Para a PF, a mensagem indicava que o senador atribuía ao presidente a prática dos crimes mencionados. Os investigadores afirmaram que a publicação ultrapassou o campo da crítica política e passou a imputar falsamente condutas criminosas a Lula.

O relatório também sustenta que a autoria da postagem não está em discussão. Segundo a Polícia Federal, a responsabilidade de Flávio Bolsonaro foi confirmada tanto por manifestações públicas do senador quanto pelos argumentos apresentados por sua defesa.

Na conclusão, a PF afirma que o caso se enquadra no artigo 138 do Código Penal, que trata de calúnia. O relatório também aponta causa de aumento de pena por a ofensa ter sido dirigida ao presidente da República e divulgada por meio que ampliou seu alcance.

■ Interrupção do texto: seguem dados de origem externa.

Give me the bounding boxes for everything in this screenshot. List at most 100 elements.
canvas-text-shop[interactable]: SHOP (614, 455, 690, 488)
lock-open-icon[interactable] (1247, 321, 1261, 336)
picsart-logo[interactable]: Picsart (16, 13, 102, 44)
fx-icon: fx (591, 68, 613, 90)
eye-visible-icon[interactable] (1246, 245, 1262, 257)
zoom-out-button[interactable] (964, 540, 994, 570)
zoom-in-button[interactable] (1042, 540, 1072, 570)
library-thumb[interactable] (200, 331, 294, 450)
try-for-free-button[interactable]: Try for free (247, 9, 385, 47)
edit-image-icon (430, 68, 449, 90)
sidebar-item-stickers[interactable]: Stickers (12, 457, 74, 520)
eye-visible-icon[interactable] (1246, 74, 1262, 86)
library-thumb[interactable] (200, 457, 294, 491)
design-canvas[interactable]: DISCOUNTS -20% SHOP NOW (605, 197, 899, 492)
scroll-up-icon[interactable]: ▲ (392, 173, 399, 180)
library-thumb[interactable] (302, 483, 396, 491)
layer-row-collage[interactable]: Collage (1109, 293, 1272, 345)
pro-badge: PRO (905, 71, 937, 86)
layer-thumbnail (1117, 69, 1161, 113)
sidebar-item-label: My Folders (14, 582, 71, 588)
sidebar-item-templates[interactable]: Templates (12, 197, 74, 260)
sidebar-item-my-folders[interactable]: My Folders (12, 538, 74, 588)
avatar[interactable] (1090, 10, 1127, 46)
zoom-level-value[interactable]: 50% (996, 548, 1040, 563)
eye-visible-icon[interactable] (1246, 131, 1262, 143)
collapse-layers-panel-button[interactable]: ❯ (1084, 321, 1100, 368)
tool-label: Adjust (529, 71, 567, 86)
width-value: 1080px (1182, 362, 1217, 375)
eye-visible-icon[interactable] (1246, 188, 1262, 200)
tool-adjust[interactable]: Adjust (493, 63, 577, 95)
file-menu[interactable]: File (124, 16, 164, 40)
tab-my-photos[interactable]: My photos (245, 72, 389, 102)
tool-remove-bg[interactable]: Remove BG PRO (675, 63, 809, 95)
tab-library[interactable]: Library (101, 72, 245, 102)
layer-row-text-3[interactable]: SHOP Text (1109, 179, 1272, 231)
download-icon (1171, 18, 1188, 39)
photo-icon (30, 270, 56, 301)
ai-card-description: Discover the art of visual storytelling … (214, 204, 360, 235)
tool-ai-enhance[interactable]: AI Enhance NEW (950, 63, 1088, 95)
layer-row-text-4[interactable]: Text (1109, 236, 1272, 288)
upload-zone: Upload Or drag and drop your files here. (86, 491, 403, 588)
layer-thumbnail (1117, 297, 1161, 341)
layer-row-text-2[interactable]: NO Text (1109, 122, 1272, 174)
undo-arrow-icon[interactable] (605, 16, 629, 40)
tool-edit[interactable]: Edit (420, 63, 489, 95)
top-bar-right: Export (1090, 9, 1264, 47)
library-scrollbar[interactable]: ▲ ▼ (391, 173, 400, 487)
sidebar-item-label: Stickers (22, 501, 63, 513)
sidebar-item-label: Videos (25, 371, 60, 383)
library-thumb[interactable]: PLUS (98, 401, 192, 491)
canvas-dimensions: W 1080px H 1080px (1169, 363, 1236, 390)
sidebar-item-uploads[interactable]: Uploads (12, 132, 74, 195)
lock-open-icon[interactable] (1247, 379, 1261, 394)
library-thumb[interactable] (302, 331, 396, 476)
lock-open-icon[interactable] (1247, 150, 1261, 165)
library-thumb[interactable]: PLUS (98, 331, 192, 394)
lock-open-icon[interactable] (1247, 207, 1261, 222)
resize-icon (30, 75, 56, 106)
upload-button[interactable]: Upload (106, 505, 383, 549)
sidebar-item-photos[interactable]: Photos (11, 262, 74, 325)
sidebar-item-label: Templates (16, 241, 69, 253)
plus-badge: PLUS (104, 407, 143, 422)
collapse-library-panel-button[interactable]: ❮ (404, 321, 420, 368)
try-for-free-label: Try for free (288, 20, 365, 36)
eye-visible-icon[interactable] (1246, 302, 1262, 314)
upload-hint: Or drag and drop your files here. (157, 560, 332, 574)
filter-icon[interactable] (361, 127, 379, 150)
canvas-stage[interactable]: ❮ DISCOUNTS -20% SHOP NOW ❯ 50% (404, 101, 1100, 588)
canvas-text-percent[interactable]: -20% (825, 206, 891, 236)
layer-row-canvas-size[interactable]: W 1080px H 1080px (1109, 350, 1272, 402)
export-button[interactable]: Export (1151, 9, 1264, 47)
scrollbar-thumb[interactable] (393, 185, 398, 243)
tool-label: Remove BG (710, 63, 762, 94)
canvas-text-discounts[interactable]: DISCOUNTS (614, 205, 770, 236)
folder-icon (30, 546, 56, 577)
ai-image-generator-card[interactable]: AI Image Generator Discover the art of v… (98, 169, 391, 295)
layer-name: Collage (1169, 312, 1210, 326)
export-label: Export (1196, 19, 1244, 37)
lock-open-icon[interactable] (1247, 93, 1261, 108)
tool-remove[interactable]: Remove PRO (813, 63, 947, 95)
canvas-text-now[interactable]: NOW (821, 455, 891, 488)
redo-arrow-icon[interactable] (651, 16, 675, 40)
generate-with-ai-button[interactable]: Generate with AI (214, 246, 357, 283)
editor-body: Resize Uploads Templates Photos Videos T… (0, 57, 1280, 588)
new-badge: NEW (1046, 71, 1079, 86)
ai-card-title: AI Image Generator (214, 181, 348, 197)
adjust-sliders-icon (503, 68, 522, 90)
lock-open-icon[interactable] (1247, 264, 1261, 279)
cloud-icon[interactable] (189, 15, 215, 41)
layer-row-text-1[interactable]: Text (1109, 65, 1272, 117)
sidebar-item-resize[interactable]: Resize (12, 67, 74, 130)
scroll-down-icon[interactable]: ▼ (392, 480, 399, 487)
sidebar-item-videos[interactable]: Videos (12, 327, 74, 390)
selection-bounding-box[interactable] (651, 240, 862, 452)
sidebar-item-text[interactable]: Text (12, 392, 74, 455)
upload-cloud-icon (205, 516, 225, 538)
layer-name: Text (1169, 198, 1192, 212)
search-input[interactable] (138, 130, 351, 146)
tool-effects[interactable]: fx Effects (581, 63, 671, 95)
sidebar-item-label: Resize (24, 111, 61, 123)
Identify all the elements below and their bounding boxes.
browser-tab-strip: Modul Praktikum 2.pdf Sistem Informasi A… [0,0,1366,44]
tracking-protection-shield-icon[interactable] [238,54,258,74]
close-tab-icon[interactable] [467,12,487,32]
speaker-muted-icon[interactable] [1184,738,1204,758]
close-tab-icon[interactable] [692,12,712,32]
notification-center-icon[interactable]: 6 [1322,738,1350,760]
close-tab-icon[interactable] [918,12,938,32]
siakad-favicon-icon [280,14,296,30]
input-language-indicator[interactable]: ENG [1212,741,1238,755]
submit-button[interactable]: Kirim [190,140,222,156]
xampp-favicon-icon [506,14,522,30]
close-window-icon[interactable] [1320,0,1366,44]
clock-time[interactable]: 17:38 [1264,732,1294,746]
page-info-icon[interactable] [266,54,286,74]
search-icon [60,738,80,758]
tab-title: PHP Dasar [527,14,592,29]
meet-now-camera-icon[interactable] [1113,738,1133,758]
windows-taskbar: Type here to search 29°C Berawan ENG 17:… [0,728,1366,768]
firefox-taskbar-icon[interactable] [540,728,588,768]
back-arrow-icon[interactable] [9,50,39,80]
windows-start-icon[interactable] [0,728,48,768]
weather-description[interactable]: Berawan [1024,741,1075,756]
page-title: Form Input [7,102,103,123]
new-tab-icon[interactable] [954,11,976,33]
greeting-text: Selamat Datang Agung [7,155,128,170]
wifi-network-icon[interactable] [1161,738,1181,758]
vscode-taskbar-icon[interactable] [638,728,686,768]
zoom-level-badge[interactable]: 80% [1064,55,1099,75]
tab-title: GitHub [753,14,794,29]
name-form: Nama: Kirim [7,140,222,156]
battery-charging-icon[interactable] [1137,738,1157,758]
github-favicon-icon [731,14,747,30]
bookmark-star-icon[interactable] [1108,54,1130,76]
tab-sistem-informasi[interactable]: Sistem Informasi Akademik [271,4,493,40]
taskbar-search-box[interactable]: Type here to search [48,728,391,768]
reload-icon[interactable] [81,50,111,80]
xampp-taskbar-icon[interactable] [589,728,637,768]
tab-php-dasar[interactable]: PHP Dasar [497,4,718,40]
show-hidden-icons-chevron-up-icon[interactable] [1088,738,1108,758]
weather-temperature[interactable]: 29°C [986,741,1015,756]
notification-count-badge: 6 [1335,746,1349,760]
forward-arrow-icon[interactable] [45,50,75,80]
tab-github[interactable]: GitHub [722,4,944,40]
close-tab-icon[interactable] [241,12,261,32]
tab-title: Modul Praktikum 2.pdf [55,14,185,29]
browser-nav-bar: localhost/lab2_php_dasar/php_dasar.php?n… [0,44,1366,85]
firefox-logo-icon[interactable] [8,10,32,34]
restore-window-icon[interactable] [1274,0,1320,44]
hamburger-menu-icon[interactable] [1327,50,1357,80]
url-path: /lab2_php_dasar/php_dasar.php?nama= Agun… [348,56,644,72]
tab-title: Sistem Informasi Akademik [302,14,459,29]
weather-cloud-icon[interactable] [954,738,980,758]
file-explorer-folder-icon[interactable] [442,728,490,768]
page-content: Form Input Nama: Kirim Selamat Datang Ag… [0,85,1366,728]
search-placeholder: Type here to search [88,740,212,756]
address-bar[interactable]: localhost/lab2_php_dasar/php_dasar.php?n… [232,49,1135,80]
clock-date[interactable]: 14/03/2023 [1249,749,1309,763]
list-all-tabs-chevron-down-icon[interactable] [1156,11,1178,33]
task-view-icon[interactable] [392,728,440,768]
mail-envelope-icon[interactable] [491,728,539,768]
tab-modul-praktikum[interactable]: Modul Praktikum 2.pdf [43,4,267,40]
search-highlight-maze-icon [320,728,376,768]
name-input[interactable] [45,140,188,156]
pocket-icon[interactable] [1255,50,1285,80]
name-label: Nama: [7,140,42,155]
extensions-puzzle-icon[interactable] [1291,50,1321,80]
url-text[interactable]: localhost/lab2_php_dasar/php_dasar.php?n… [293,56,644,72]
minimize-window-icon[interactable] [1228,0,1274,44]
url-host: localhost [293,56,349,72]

O inquérito foi aberto em abril, por determinação de Alexandre de Moraes, após pedido da própria Polícia Federal e parecer favorável da PGR. Na ocasião, o ministro deu prazo de 60 dias para a realização das diligências.

Com o encerramento da investigação, o caso volta agora para análise do Ministério Público Federal. A PGR poderá denunciar Flávio Bolsonaro ao STF ou concluir que não há elementos suficientes para levar o caso adiante.